If you were asked to complete an online assessment test, would you take it via your computer, your tablet or your smartphone? The answer for most people would be the computer. But with the exciting prospect of mobile assessment, this could be about to change.

In today’s organisations, there’s a clamour to make everything accessible via mobile devices. Recruitment is no exception. According to a survey by Glassdoor, 9 out of 10 job seekers now use a mobile device to search for jobs. And more employers and jobsites are making it easier for candidates to apply for roles directly from their phone or tablet.

The logical next step for employers is to allow candidates to take psychometric tests via mobile devices. This means that assessments can be completed much faster, which helps employers to identify and recruit high potential staff before their competitors.
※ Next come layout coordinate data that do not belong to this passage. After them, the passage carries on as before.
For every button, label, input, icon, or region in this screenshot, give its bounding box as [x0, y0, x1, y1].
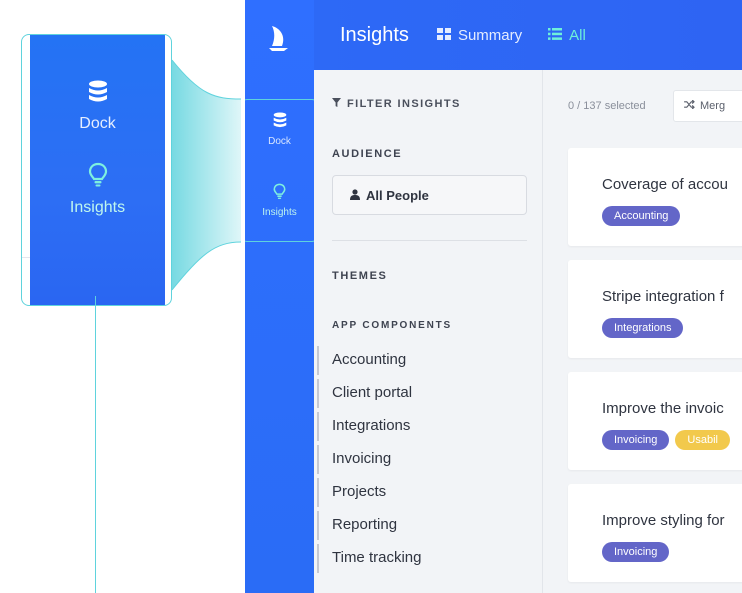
zoom-insights-item: Insights: [30, 162, 165, 217]
selection-count: 0 / 137 selected: [568, 100, 646, 112]
app-components-list: Accounting Client portal Integrations In…: [314, 346, 543, 577]
insight-card-title: Coverage of accou: [602, 176, 728, 193]
callout-pointer-line: [95, 296, 96, 593]
tab-all-label: All: [569, 26, 586, 44]
zoom-callout: Dock Insights: [21, 34, 172, 306]
rail-highlight-frame: [245, 99, 318, 242]
insight-card[interactable]: Improve the invoic Invoicing Usabil: [568, 372, 742, 470]
audience-title: AUDIENCE: [332, 148, 403, 160]
app-window: Dock Insights Insights Summary All FILTE…: [245, 0, 742, 593]
component-item-accounting[interactable]: Accounting: [314, 346, 543, 379]
top-bar: Insights Summary All: [314, 0, 742, 70]
audience-selector-label: All People: [366, 187, 429, 203]
grid-icon: [436, 27, 451, 44]
insight-card[interactable]: Coverage of accou Accounting: [568, 148, 742, 246]
filter-divider: [332, 240, 527, 241]
component-item-projects[interactable]: Projects: [314, 478, 543, 511]
page-title: Insights: [340, 23, 409, 46]
insight-card-title: Improve the invoic: [602, 400, 724, 417]
app-logo[interactable]: [266, 24, 292, 57]
component-item-client-portal[interactable]: Client portal: [314, 379, 543, 412]
zoom-dock-label: Dock: [79, 115, 116, 132]
component-item-time-tracking[interactable]: Time tracking: [314, 544, 543, 577]
insight-card-tags: Invoicing Usabil: [602, 430, 736, 450]
component-item-invoicing[interactable]: Invoicing: [314, 445, 543, 478]
tab-all[interactable]: All: [548, 27, 586, 44]
insight-card-tags: Invoicing: [602, 542, 675, 562]
insight-card-tags: Accounting: [602, 206, 686, 226]
list-icon: [548, 27, 563, 44]
tag-badge[interactable]: Accounting: [602, 206, 681, 226]
lightbulb-icon: [30, 162, 165, 193]
merge-button[interactable]: Merg: [673, 90, 742, 122]
filter-panel: FILTER INSIGHTS AUDIENCE All People THEM…: [314, 70, 543, 593]
merge-button-label: Merg: [700, 100, 726, 112]
zoom-rail: Dock Insights: [30, 35, 165, 305]
insight-card-tags: Integrations: [602, 318, 689, 338]
tag-badge[interactable]: Invoicing: [602, 542, 670, 562]
tag-badge[interactable]: Integrations: [602, 318, 684, 338]
themes-title: THEMES: [332, 270, 388, 282]
database-icon: [30, 80, 165, 109]
tag-badge[interactable]: Invoicing: [602, 430, 670, 450]
zoom-background-fragment: [22, 257, 30, 287]
component-item-reporting[interactable]: Reporting: [314, 511, 543, 544]
tab-summary[interactable]: Summary: [436, 26, 523, 44]
tab-summary-label: Summary: [457, 26, 523, 44]
insight-card-title: Improve styling for: [602, 512, 725, 529]
app-components-title: APP COMPONENTS: [332, 320, 453, 331]
person-icon: [350, 188, 360, 203]
zoom-dock-item: Dock: [30, 80, 165, 133]
filter-heading: FILTER INSIGHTS: [332, 98, 461, 110]
zoom-insights-label: Insights: [69, 199, 126, 216]
component-item-integrations[interactable]: Integrations: [314, 412, 543, 445]
tag-badge[interactable]: Usabil: [675, 430, 730, 450]
insight-card-title: Stripe integration f: [602, 288, 724, 305]
insights-list: 0 / 137 selected Merg Coverage of accou …: [543, 70, 742, 593]
insight-card[interactable]: Improve styling for Invoicing: [568, 484, 742, 582]
nav-rail: Dock Insights: [245, 0, 318, 593]
sail-logo-icon: [269, 26, 288, 51]
filter-heading-text: FILTER INSIGHTS: [347, 98, 461, 110]
insight-card[interactable]: Stripe integration f Integrations: [568, 260, 742, 358]
audience-selector-button[interactable]: All People: [332, 175, 527, 215]
shuffle-icon: [684, 99, 695, 112]
filter-funnel-icon: [332, 98, 341, 110]
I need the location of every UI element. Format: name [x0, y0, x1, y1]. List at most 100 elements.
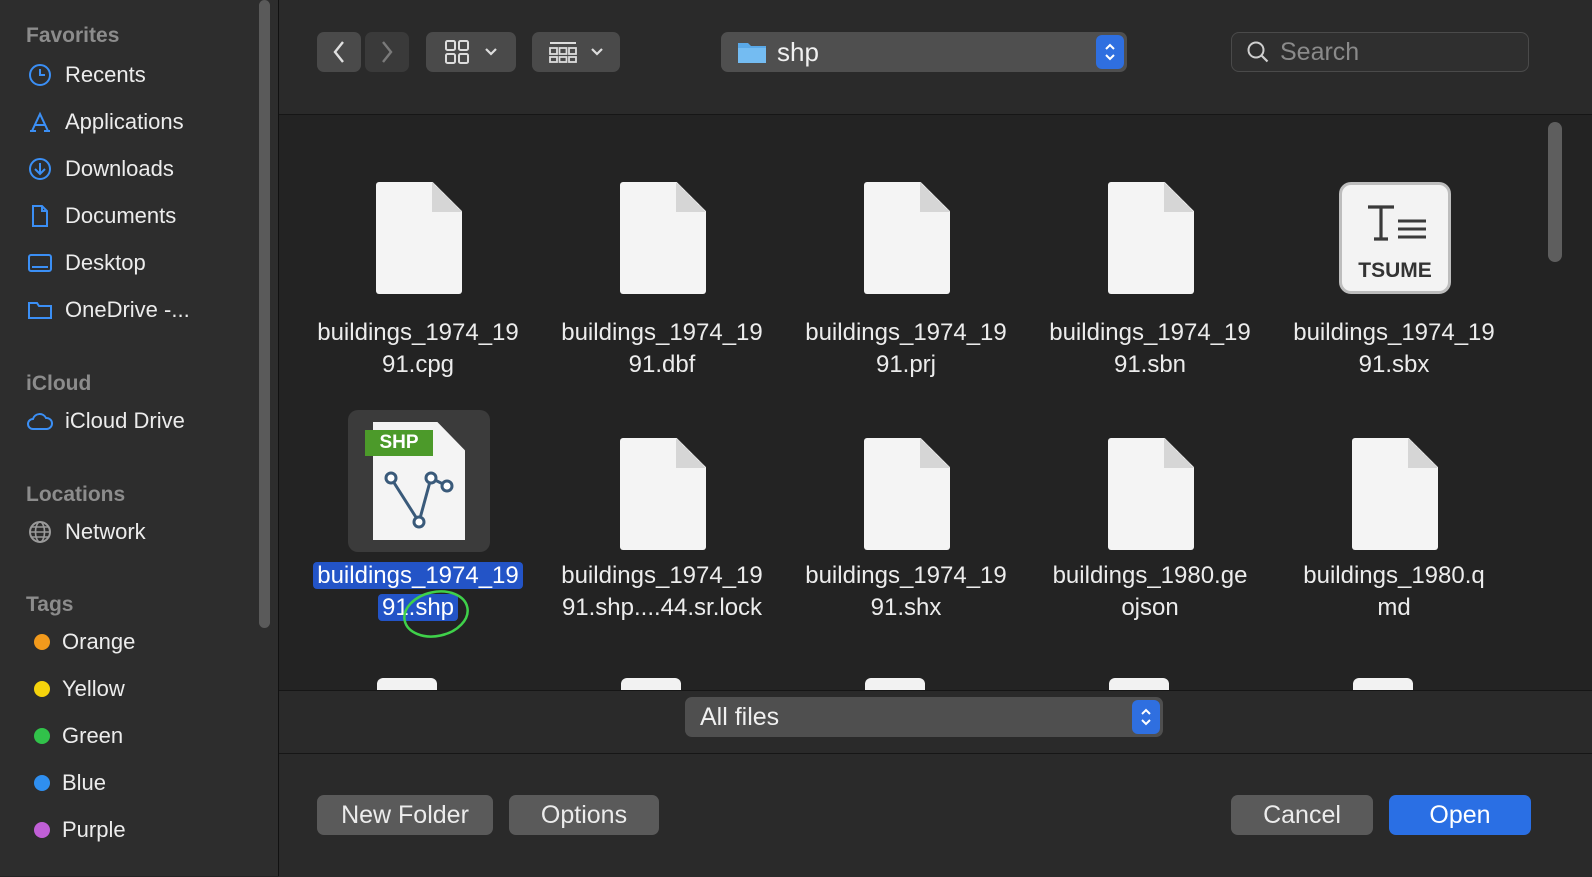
- file-name: buildings_1974_19 91.cpg: [308, 317, 528, 381]
- icloud-heading: iCloud: [26, 372, 92, 395]
- file-thumbnail: [836, 423, 978, 565]
- icon-view-icon: [445, 40, 469, 64]
- sidebar-tag-purple[interactable]: Purple: [26, 810, 256, 850]
- orange-dot-icon: [34, 634, 50, 650]
- chevron-right-icon: [382, 41, 393, 63]
- file-name-line: buildings_1974_19: [805, 319, 1007, 346]
- sidebar-item-label: Downloads: [65, 156, 174, 181]
- sidebar-item-label: Purple: [62, 817, 126, 842]
- partial-file-icon: [377, 678, 437, 690]
- file-name-line: 91.sbn: [1113, 351, 1187, 378]
- chevron-left-icon: [333, 41, 344, 63]
- document-icon: [1352, 438, 1438, 550]
- forward-button[interactable]: [365, 32, 409, 72]
- group-icon: [549, 42, 577, 63]
- document-icon: [1108, 182, 1194, 294]
- sidebar-item-applications[interactable]: Applications: [26, 102, 256, 142]
- file-name: buildings_1974_19 91.sbn: [1040, 317, 1260, 381]
- sidebar-item-network[interactable]: Network: [26, 512, 256, 552]
- partial-file-icon: [1109, 678, 1169, 690]
- file-name: buildings_1974_19 91.prj: [796, 317, 1016, 381]
- sidebar-item-label: Orange: [62, 629, 136, 654]
- file-name: buildings_1974_19 91.shx: [796, 560, 1016, 624]
- file-name: buildings_1974_19 91.sbx: [1284, 317, 1504, 381]
- file-type-label: All files: [700, 702, 780, 731]
- file-name-line: buildings_1974_19: [561, 562, 763, 589]
- file-name: buildings_1974_19 91.shp....44.sr.lock: [552, 560, 772, 624]
- search-icon: [1247, 41, 1269, 63]
- document-icon: [620, 438, 706, 550]
- search-input[interactable]: [1278, 36, 1522, 68]
- sidebar-item-label: Recents: [65, 62, 146, 87]
- location-popup[interactable]: shp: [721, 32, 1127, 72]
- download-icon: [26, 155, 54, 183]
- file-grid: buildings_1974_19 91.cpg buildings_1974_1…: [279, 115, 1559, 690]
- file-thumbnail: [1324, 423, 1466, 565]
- sidebar-item-label: Yellow: [62, 676, 125, 701]
- clock-icon: [26, 61, 54, 89]
- open-button[interactable]: Open: [1389, 795, 1531, 835]
- dialog-footer: All files New Folder Options Cancel Open: [279, 690, 1592, 877]
- toolbar: shp: [279, 0, 1592, 115]
- document-icon: [620, 182, 706, 294]
- file-name: buildings_1980.geojson: [1040, 560, 1260, 624]
- file-name-line: buildings_1980.q: [1303, 562, 1485, 589]
- sidebar-tag-orange[interactable]: Orange: [26, 622, 256, 662]
- file-thumbnail: [836, 167, 978, 309]
- location-label: shp: [777, 36, 819, 67]
- sidebar-item-desktop[interactable]: Desktop: [26, 243, 256, 283]
- sidebar-item-downloads[interactable]: Downloads: [26, 149, 256, 189]
- sidebar-tag-blue[interactable]: Blue: [26, 763, 256, 803]
- sidebar-item-recents[interactable]: Recents: [26, 55, 256, 95]
- yellow-dot-icon: [34, 681, 50, 697]
- file-thumbnail: [592, 423, 734, 565]
- popup-stepper-icon: [1096, 35, 1124, 69]
- document-icon: [864, 182, 950, 294]
- file-name-line: 91.shp....44.sr.lock: [561, 594, 763, 621]
- purple-dot-icon: [34, 822, 50, 838]
- file-name: buildings_1980.q md: [1284, 560, 1504, 624]
- file-name-line: 91.shx: [870, 594, 942, 621]
- green-dot-icon: [34, 728, 50, 744]
- sidebar-tag-yellow[interactable]: Yellow: [26, 669, 256, 709]
- new-folder-button[interactable]: New Folder: [317, 795, 493, 835]
- file-name-line: buildings_1974_19: [317, 319, 519, 346]
- view-mode-button[interactable]: [426, 32, 516, 72]
- file-thumbnail: SHP: [348, 410, 490, 552]
- partial-file-icon: [865, 678, 925, 690]
- sidebar-item-label: Documents: [65, 203, 177, 228]
- tsume-file-icon: TSUME: [1339, 182, 1451, 294]
- document-icon: [376, 182, 462, 294]
- search-field[interactable]: [1231, 32, 1529, 72]
- annotation-circle: [403, 590, 469, 638]
- sidebar-item-documents[interactable]: Documents: [26, 196, 256, 236]
- sidebar-scrollbar[interactable]: [259, 0, 270, 628]
- group-by-button[interactable]: [532, 32, 620, 72]
- file-name-line: buildings_1980.ge: [1052, 562, 1248, 589]
- file-grid-scrollbar[interactable]: [1548, 122, 1562, 262]
- cloud-icon: [26, 407, 54, 435]
- back-button[interactable]: [317, 32, 361, 72]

Increasingly, job seekers want the convenience of mobile assessment and employers are keen to put candidates in control and make it easy for them to complete their assessments whenever they want. However, two key challenges need to be overcome before this can happen. These are:


The consumer marketplace is flooded with an ever-increasing number of phones and tablets, so each assessment will have to work equally well on every device. Regardless of whether someone is using an old iPhone or the latest android, the test has to be fair for all participants. The quality and responsiveness of their device should have no impact on the final test result. To achieve this, test providers must convert their online assessments to HTML5 (the web-page language standard) from Adobe Flash, which is not compatible with Apple iPads and iPhones.


In assessment, the user experience is a deciding factor in whether a candidate engages with a potential employer. It’s a delicate balance to create an aesthetic user experience on a mobile device, that doesn’t compromise basic testing principles. There are so many variables, such as different sizes of screen, choices of orientation that affect the display of text and different ways to navigate and ‘swipe’ the screen. The implication here is that some tests may be unsuitable for smartphone screens as they have too much information to display. For example, time-critical ability tests, such as verbal and numerical reasoning.

These tests could, however, be delivered on tablets. These devices are still portable but they have a bigger screen, they’re easier to type on and therefore more likely to provide an experience that’s similar to a desktop.

It’s therefore important to specify which devices candidates can use for each test. Just because you ‘can’ deliver your assessments on all devices doesn’t mean you ‘should’.

The goal with assessment is to gain accurate predictive analytics on a candidate’s behaviour or cognitive ability so you can match them to a job objectively. We would argue that mobile assessment – on both phone and tablet – can successfully be used for many applications, such as for personality questionnaires, situational judgement questionnaires, 360-degree feedback, realistic job previews or career choice support.

For example, we’ve helped a multinational organisation to develop an online assessment which analyses the preferences and strengths of school leavers and helps them choose the right apprentice training programme. 120 different programmes are available, so the results guide young people by suggesting which programme is best suited to their strengths.

If you’re using assessments as part of your selection process, you have to give your candidates the fairest possible chance to succeed. That means there has to be a level playing field. Candidates should only be allowed to take assessments on devices that will provide comparable results. That way, you’re not penalising people or jeopardising anyone’s chances if some candidates complete the test via a computer and others use their mobile phone.

The beauty of using a mobile device for assessment is that candidates who are ‘on the move’ can complete the test when and where it is convenient for them. However, employers need to think carefully about what they’re trying to achieve and consider the reality of how people use mobile devices. Get it right and mobile assessment can help you engage with wider talent pools and recruit your talent faster.

Achim Preuss is managing director of international assessment specialist cut-e 





Dr Achim Preuss co-founded assessment company cut-e in 2002. Formerly a Director at SHL and an assistant professor of business psychology at the University of Jena, he has 27 years of experience in psychometric testing, business psychology and HR consultancy. His main areas of expertise are job analysis, knowledge engineering and integrating e-HR with bespoke online assessment and development solutions. He holds a degree in psychology and a doctorate in applied computing science.